Yamyam kelimesinin, Orta Afrika'da yaşayan bir kabilenin adından Türkçe'ye geçtiği tahmin edilmektedir [1] .Çoğu dilde kullanılan Caniba kelimesi kökeni ise Kristof Kolomb'un, 1492 yılında Amerika kıtasına ayak bastığında ilk karşılaştığı yerlilerin adını seyir defterine Caniba olarak kaydetmesinden gelir.



Nedenler

Yamyalık olarak kabul edilebilecek olayların başlıca 3 nedeni vardır;
  • Kültürel ve sosyal nedenler
  • Açlık veya kıtlık
  • Delilik veya sosyal sapkınlık

Ünlü antropologlar Richard E. Leakey ve Lewin, yamyamlığın, açlığın giderilmesi veya karın doyurmaya yönelik olmadığını, gerçekte tinsel ve büyüsel nedenlerden kaynaklandığını savunur ve yamyamlığı iki türe ayırır; İçe dönük yamyamlık (Endocannibalism) ve Dışa dönük yamyamlık (Exocannibalism). İçe dönük yamyamlıkta -iç yamyamlık- sadece akrabaların ve aynı kabileye ait olan ölülerin bedenleri veya yalnızca organları yeniyor.Örneğin, Güneydoğu Avustralya'da yaşayan Dieriler, ölen akrabalarının yüz, kol, bacak ve karınlarının yağlı kısımlarını yiyorlar. Bu toplum için geçerli olan inanca göre yağ, olağanüstü birgüce sahip olan ve yiyen kişiye geçen bir unsur.Böylece, ölünün özellikleri yine kabile içinde kalıyor.Güney Amerika'da yaşayan bazı kabilelerde ise, kişinin özelliklerinin onun kemiklerinde gizli olduğuna inanılıyor. Bu nedenle de, ölülerini yaktıktan sonra kemiklerini öğütüp toz haline getiriyorlar ve bu tozu içkilerine karıştırarak içiyorlar.Başka kültürlerde ise yamyamlık gizli dinsel topluluklara özgü gösteri oyunlarının bir parçası olarak görülürdü.Örneğin ABD'nin kuzeybatı kıyısı ile Kanada'nın güneybatı kesiminde yaşayan Kuvakiyutl Yerlilerinde, içine yamyam ruhu giren bir rahip adayı bir ölünün etini ya da canlı birinin kolunun bir parçasını yiyerek normal ruh durumuna dönerdi.Özetle, İçe dönük yamyamlık ölü ile olan ilişkinin devamını sağlamak için uygulanıyor.
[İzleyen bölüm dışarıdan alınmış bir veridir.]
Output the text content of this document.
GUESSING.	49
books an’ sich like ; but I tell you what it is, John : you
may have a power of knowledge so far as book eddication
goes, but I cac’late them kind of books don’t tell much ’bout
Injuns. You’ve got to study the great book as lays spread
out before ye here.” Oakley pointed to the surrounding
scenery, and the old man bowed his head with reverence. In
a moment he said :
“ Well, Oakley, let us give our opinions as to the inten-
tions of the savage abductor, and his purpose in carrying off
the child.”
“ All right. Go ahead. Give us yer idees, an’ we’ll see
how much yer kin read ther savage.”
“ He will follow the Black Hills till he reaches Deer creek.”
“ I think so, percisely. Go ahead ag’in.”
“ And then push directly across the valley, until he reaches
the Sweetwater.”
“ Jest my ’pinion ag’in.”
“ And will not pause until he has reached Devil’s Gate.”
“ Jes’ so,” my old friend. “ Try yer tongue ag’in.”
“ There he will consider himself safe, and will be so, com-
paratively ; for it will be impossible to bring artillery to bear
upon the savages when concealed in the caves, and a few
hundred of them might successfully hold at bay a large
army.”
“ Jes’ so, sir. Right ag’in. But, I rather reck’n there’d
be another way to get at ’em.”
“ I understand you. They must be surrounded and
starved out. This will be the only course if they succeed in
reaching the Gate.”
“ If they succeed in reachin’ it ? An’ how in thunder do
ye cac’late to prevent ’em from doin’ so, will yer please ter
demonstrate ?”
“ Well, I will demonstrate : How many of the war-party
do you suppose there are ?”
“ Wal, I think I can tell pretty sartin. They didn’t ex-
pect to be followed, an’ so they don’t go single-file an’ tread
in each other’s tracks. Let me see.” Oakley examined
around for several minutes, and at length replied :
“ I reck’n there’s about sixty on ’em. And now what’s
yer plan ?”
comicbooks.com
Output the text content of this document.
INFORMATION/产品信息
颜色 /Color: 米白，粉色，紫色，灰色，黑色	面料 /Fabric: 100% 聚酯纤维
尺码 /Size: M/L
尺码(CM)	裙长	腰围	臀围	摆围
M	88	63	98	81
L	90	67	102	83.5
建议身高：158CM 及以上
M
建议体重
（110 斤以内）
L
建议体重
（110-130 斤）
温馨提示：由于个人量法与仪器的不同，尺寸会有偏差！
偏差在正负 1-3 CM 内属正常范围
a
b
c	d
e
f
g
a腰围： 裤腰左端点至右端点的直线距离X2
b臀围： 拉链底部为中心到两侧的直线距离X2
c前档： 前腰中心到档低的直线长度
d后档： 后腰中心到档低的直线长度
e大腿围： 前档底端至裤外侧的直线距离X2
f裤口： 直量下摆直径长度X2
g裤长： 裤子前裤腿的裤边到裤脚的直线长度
Dışa dönük yamyamlıkta ise, akraba ve kabile üyeleri değil, düşmanlar yeniyor.Bazı Güney Amerika yerlilerinde görülen bu adet, öldürülen kişinin katillerinden ileride intikam almaması için uugulanıyordu.Bunda da bedenin bazı kısımları, yeniyordu.Her iki tür yamyamığın geçmişi de 200-250 bin yıl önceye uzanır.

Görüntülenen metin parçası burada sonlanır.